MOVIE'S ISLAND 03

マルコムX
「イエス・キリストは黒人である」・・・日本人の中でこの説を肯定するものは、恐らく皆無であろう。私もそうだったし、今これを読んでいるあなたもそうであるはずだ。だが、マルコムならこう言うかもしれない「果たしてあなたはキリストに会ったことが?会って肌の色を確かめたことが?」
 ・・・キリストがサンタクロースのような存在であったのならば、そういうことを言うのは夢のない奴、とか現実主義者という言葉で片付けられるかもしれない。

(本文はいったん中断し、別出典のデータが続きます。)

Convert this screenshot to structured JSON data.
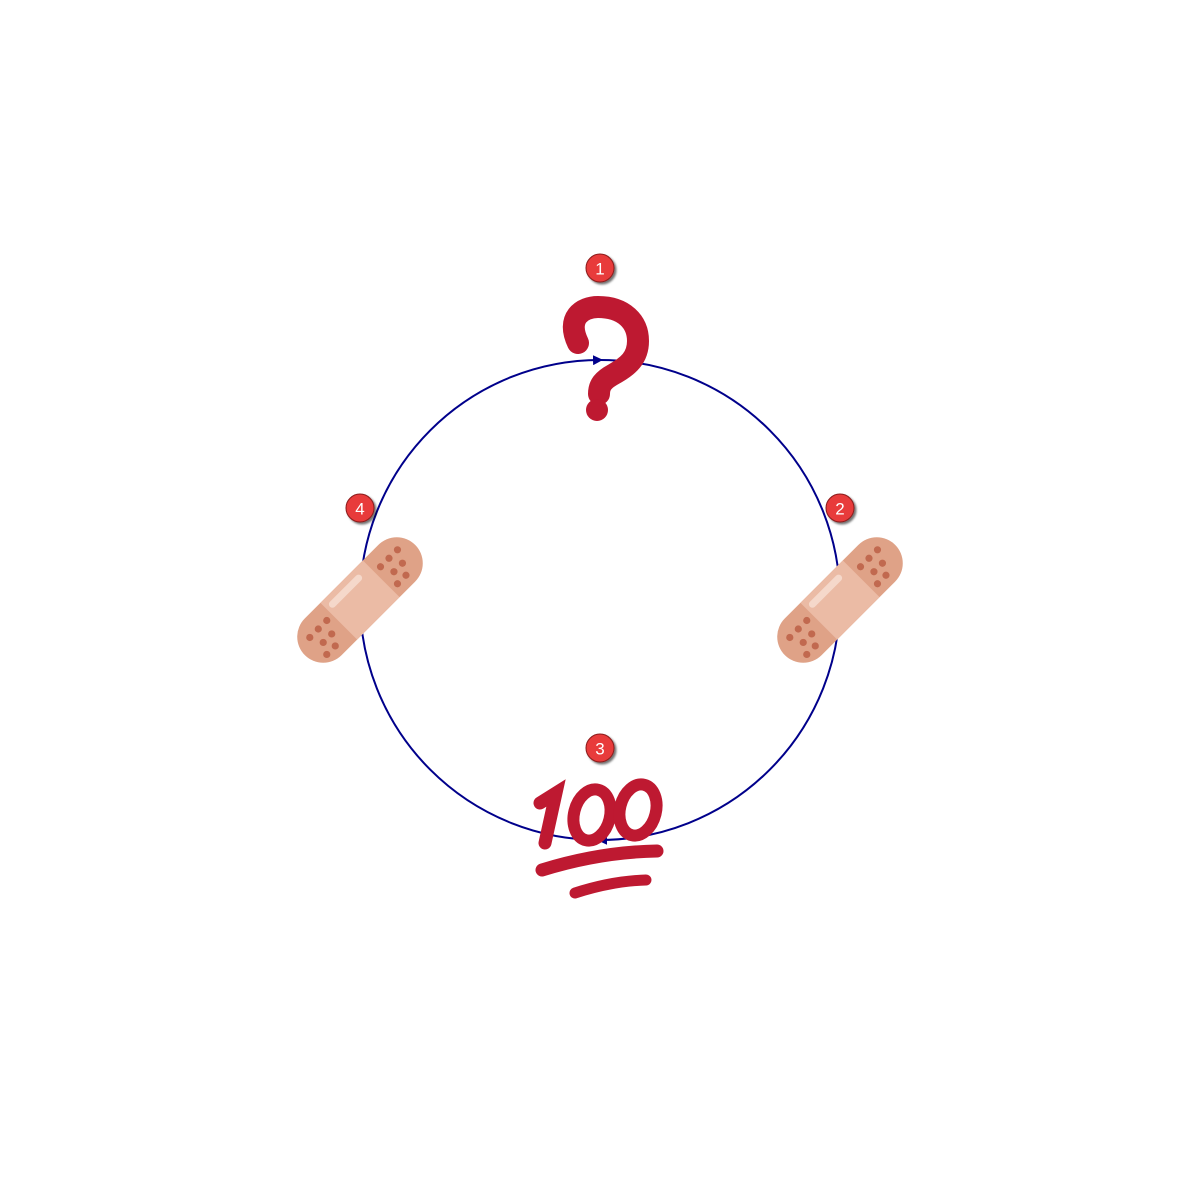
{
  "diagram": {
    "type": "cycle",
    "ring_color": "#00008B",
    "badge_color": "#E83A3A",
    "emoji_red": "#BE1931",
    "bandage_colors": {
      "pad": "#EBBBA5",
      "strip": "#DFA287",
      "dots": "#C1694F"
    },
    "nodes": [
      {
        "number": "1",
        "icon": "question-mark-icon"
      },
      {
        "number": "2",
        "icon": "adhesive-bandage-icon"
      },
      {
        "number": "3",
        "icon": "hundred-points-icon"
      },
      {
        "number": "4",
        "icon": "adhesive-bandage-icon"
      }
    ]
  }
}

 しかし、キリストの存在はおよそ、そういった言葉では片付けられない。その存在によって理由なき迫害を強いられる者も多々存在するのだから。
 マルコムX・・・彼の存在を知らなかった者、名前ぐらいしか知らない者、曖昧にさわりだけ知っている者はこの映画を観なければならない。この映画を観ることによってアフリカの大統領に黒人が選ばれたことが、いかに歴史的なことであるか、また、その選挙に2キロも3キロもならんだ黒人たちの思いはどこから来ているのかが容易に想像できるであろう。
 冒頭にキリストの事を書いたが、この映画の中で、こういう台詞がある。「いかに頭が良くても、黒人は弁護士にはなれない。君は手先が器用だから大工になりたまえ。あのイエス・キリストも大工だったのだよ。」
 ・・・とても映画の中だけの台詞とは思えないものである。この歌い文句のために、その能力をいかんなく発揮できずに消えていった黒人が、一体どれだけいたのだろう。そして、その黒人達が果たして「イエス・キリスト」を心から信じることが出来えたのであろうか?

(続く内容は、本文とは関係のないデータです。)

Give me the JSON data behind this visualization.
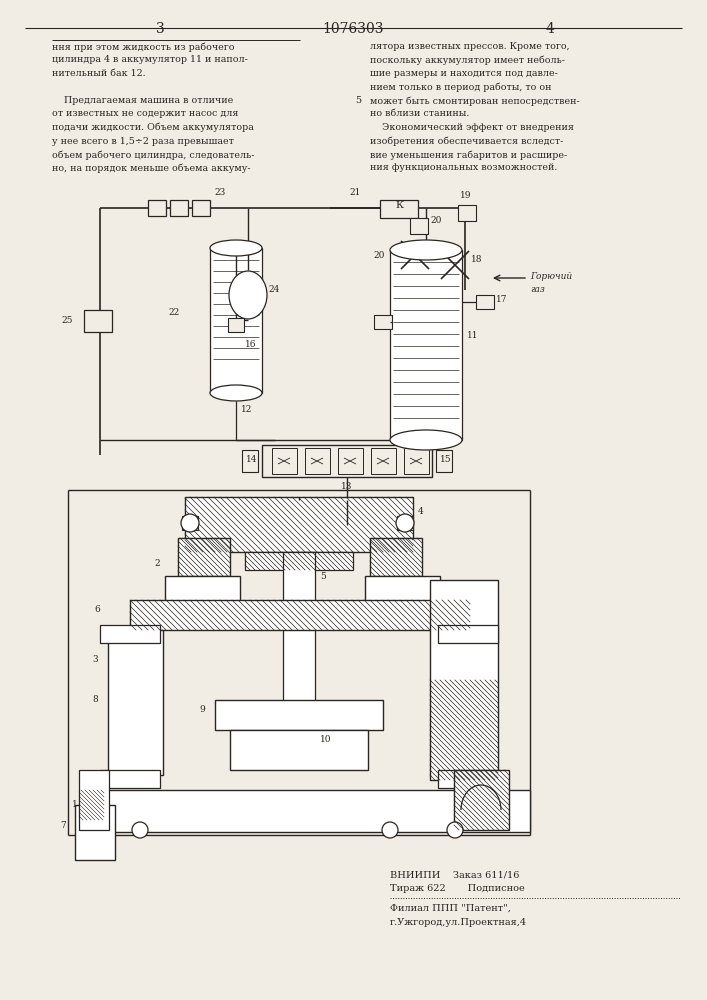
{
  "page_number_left": "3",
  "patent_number": "1076303",
  "page_number_right": "4",
  "text_left_col1": [
    "ння при этом жидкость из рабочего",
    "цилиндра 4 в аккумулятор 11 и напол-",
    "нительный бак 12.",
    "",
    "    Предлагаемая машина в отличие",
    "от известных не содержит насос для",
    "подачи жидкости. Объем аккумулятора",
    "у нее всего в 1,5÷2 раза превышает",
    "объем рабочего цилиндра, следователь-",
    "но, на порядок меньше объема аккуму-"
  ],
  "text_right_col2": [
    "лятора известных прессов. Кроме того,",
    "поскольку аккумулятор имеет неболь-",
    "шие размеры и находится под давле-",
    "нием только в период работы, то он",
    "может быть смонтирован непосредствен-",
    "но вблизи станины.",
    "    Экономический эффект от внедрения",
    "изобретения обеспечивается вследст-",
    "вие уменьшения габаритов и расшире-",
    "ния функциональных возможностей."
  ],
  "footer_line1": "ВНИИПИ    Заказ 611/16",
  "footer_line2": "Тираж 622       Подписное",
  "footer_line3": "Филиал ППП \"Патент\",",
  "footer_line4": "г.Ужгород,ул.Проектная,4",
  "bg_color": "#f2ede4",
  "text_color": "#2a2520",
  "line_color": "#2a2520",
  "hatch_color": "#2a2520"
}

 どうしようもない街のチンピラだったマルコムが、牢屋にブチ込まれたとき、彼を救う男が現われる。その男はこう言う。「俺は低俗な言葉を使わない。それは言葉を知らぬものが使う言葉だ。」
 この台詞がマルコムをどう変えたのか?
 マルコムの師がコップの水にインクを混ぜてマルコムに差し出す。「砂漠で水に飢えたものならば、この水でも喜んで飲むだろう、しかし・・・」 そう言って、普通の水を差し出し「この水を一緒に差し出せば、必ずこちらを選ぶ」
 もうお分かりだろう。 アパルトヘイトという砂漠に乾いた黒人達が求めたマルコムという聖水・・・。
 しかし、いつの世にも「出る杭は打たれる」のである。マルコムに待ち受ていた最後の真実はあまりに冷酷で現実的なものだった。